Monday, November 13, 2017

FAMILY VALUES?


The state of Alabama recently voted for former judge Roy Moore to be the Republican candidate for the Senate.  This was in spite of (or perhaps, because of) controversial stands and statements that Moore has made in the past.  He first came to national attention in 2003 when, as Chief Justice of the Alabama Supreme Court, he refused to remove a ten commandments monument from the court house despite there being a federal order to do so.  He then went on to stake positions on the right that even most Republicans would find repulsive: from saying that homosexuals should be jailed to believing that Muslims should not be allowed to hold public office.  He was also a prominent birther, attacked evolution and defended the Confederacy. Sadly, none of these views hurt his standing in the party, and even worse, probably will help him in his Senate race.
It seemed like Moore was coasting to a victory until November 9th., when a Washington Post story broke claiming that when Moore was thirty two years old, he dated and had sex with a fourteen year old girl named Leigh Corfman.  The age of consent in Alabama at the time was sixteen, making this a crime.  Several other women have come forward to say that Moore dated them when they were under eighteen; he also allegedly bought them alcohol.  Moore has denied all the charges, claiming that they were "a desperate political attack by the National Democratic Party and The Washington Post".  This despite corroboration on the story from Corfman's mother, the assertion by one of his former colleagues that  "It was common knowledge that Roy dated high school girls", and  the fact that Corfman herself is a Republican Trump voter, the notion that these charges are the result of a progressive media hit becomes less and less likely.  Some right wing media members have even tried to compare these allegations to the various Bill Clinton sexual scandals, as if a childish cry of "everybody else does it too!" somehow exonerates Moore's behavior.

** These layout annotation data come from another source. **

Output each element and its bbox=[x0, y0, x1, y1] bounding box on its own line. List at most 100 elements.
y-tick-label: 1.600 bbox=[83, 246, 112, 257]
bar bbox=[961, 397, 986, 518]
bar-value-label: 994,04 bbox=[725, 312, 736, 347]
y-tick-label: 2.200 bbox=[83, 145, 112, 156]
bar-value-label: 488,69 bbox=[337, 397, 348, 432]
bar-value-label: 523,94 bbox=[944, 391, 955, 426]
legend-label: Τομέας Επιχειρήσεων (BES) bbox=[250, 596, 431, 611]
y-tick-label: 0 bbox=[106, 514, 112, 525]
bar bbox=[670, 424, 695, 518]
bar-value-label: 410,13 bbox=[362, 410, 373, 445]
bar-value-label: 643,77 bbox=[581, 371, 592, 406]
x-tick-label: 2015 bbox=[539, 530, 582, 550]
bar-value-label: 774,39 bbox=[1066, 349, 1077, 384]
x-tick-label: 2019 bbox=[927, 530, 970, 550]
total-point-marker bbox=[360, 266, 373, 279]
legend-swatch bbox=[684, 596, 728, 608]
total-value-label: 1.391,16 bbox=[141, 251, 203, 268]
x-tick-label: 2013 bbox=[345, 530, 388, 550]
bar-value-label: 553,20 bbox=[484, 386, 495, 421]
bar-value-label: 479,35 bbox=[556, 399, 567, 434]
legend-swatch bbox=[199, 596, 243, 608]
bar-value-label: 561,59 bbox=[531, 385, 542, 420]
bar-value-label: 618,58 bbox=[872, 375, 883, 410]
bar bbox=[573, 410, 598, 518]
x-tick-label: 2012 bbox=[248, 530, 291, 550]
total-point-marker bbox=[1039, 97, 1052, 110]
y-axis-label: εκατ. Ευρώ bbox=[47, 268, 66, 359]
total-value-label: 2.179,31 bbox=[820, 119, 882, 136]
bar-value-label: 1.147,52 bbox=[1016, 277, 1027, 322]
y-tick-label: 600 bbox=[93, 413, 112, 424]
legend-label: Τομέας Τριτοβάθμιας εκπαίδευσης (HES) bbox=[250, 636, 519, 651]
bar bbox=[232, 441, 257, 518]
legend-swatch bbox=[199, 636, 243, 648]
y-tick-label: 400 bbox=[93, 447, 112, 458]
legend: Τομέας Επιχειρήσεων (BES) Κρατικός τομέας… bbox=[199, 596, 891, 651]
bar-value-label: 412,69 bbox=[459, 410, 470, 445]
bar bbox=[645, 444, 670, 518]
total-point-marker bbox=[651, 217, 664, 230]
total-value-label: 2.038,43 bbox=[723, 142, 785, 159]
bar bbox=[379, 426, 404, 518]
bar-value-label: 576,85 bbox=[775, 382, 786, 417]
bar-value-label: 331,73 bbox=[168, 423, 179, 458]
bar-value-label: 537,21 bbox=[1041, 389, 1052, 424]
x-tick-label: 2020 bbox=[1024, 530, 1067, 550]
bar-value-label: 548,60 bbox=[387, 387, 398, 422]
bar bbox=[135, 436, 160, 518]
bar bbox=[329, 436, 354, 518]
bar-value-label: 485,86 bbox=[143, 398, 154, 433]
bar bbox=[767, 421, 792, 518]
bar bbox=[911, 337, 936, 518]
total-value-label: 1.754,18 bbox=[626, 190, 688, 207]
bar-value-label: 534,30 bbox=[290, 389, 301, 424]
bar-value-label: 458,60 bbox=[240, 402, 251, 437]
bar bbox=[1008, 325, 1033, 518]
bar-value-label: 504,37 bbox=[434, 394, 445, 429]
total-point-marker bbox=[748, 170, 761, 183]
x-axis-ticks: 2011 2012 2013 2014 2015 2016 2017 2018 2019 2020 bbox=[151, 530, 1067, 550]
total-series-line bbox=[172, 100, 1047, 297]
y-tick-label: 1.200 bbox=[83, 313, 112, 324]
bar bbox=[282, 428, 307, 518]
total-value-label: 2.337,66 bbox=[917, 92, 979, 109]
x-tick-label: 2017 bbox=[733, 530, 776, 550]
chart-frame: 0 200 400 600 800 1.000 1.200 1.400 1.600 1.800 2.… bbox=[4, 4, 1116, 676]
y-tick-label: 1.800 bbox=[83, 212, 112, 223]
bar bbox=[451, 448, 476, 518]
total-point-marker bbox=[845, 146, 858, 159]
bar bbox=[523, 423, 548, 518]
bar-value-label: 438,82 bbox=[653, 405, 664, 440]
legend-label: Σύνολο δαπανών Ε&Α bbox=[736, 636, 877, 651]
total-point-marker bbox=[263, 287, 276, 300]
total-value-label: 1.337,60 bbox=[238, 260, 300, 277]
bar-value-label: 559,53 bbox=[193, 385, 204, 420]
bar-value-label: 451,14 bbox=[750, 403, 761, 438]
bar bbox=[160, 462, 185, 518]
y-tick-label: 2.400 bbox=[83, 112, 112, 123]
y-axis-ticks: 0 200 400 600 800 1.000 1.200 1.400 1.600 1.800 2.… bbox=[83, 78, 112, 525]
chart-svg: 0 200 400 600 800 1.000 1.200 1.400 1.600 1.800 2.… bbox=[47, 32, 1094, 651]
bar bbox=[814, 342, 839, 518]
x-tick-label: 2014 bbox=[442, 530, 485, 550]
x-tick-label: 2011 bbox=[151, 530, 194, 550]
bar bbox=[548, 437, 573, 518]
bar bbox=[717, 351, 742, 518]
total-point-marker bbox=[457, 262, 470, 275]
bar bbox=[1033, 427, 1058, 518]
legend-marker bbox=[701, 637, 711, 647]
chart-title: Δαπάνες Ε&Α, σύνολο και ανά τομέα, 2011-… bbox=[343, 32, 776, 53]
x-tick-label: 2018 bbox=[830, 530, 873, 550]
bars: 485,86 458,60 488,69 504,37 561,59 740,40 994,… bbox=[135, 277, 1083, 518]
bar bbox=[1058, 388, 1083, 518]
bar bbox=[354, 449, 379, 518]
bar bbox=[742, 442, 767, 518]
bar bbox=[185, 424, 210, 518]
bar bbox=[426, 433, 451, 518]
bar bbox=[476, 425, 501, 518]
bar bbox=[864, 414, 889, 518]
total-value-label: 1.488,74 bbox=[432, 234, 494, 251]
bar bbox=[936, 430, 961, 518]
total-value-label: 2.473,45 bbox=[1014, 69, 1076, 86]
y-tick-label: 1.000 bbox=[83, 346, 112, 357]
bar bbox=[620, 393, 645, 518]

The response to these allegations have been sadly predictable: while Senator John McCain and former Governor Mitt Romney  have stated that he should step down, and some other Republicans have withdrawn their support, party members in Alabama have mostly stood by him.  And, in what may be the single loopiest defense in political history, Alabama State Auditor Jim Ziegler compared Moore to Joseph in the bible, saying "take Joseph and Mary. Mary was a teenager and Joseph was an adult carpenter. They became parents of Jesus.”  Not only is he defending a modern law breaker with something that supposedly happened thousands of years ago, but he seems to have forgotten the meaning of the words Virgin  Mary!
And then there's the Trump administration; today White House officials have released a statement saying that Moore must be given a chance to defend himself before dropping out of the race.  This certainly is no surprise given that the president himself has been accused of sexual assault by no less than twelve women, all of whom he has dismissed as liars, despite the appearance of an Access Hollywood videotape in which he clearly can be heard bragging about making the exact same kind of assault on women that his accusers have claimed that he did.  An accused sexual assaulter defending an accused sexual predator is where this country has gotten to, and it's really no surprise.
The worst part of this is that there is still a very good chance that Moore will win his special election next month and join the Senate.  Unfortunately, the country is now so divided that even criminal allegations of pedophilia are not enough to stop Republicans in the state from voting for their side.  Really, why should they be expected to?  The same party that preaches family values and moral rectitude nominated a man for president who's been married three times and has had his sexual exploits paraded in tabloids for years.  All that really matters is winning.  Just ask one of Moore's defenders, Bibb County Republican chair Jerry Pow, who said he vote for Moore "even if the candidate committed a sex crime".   That, in a nut shell, is everything wrong with this deeply divided country today.